Re: [PATCH] SUNRPC/cache: Allow garbage collection of invalid cache entries

"J. Bruce Fields" <bfields@xxxxxxxxxx> · Thu, 26 Mar 2020 21:50:12 -0400

On Thu, Mar 26, 2020 at 09:42:19PM +0000, Trond Myklebust wrote:
> On Thu, 2020-03-26 at 16:40 -0400, bfields@xxxxxxxxxxxx wrote:
> > Maybe the cache_is_expired() logic should be something more like:
> > 
> > 	if (h->expiry_time < seconds_since_boot())
> > 		return true;
> > 	if (!test_bit(CACHE_VALID, &h->flags))
> > 		return false;
> > 	return h->expiry_time < seconds_since_boot();
> > 
> > So invalid cache entries (which are waiting for a reply from mountd)
> > can
> > expire, but they can't be flushed.  If that makes sense.
> > 
> > As a stopgap we may want to revert or drop the "Allow garbage
> > collection" patch, as the (preexisting) memory leak seems lower
> > impact
> > than the server hang.
> 
> I believe you were probably seeing the effect of the
> cache_listeners_exist() test, which is just wrong for all cache upcall
> users except idmapper and svcauth_gss.

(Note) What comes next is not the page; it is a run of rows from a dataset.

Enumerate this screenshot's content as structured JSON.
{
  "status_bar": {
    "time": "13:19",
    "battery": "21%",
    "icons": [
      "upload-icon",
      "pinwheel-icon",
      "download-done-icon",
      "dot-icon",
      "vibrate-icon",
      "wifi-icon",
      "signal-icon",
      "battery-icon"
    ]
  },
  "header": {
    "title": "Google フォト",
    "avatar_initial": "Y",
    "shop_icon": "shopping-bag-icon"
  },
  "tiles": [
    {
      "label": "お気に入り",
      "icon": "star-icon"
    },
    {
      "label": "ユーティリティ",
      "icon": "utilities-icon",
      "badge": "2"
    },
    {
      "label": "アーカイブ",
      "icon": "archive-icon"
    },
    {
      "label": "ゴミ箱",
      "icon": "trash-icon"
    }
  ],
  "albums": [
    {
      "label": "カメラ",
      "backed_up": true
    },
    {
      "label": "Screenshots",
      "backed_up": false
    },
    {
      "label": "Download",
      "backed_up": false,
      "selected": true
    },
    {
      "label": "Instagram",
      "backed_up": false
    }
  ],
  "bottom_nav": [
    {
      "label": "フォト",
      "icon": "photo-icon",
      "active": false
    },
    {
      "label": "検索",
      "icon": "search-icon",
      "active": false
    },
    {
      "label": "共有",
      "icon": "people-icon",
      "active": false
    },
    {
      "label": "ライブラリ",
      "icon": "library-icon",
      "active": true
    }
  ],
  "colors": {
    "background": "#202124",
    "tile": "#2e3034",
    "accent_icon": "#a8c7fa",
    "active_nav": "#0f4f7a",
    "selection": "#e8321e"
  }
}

We should not be creating
> negative cache entries just because the rpc.mountd daemon happens to be
> slow to connect to the upcall pipes when starting up, or because it
> crashes and fails to restart correctly.
> 
> That's why, when I resubmitted this patch, I included 
> https://git.linux-nfs.org/?p=cel/cel-2.6.git;a=commitdiff;h=b840228cd6096bebe16b3e4eb5d93597d0e02c6d
> 
> which turns off that particular test for all the upcalls to rpc.mountd.

The hangs persist with that patch, but go away with the change to the
cache_is_expired() logic above.

--b.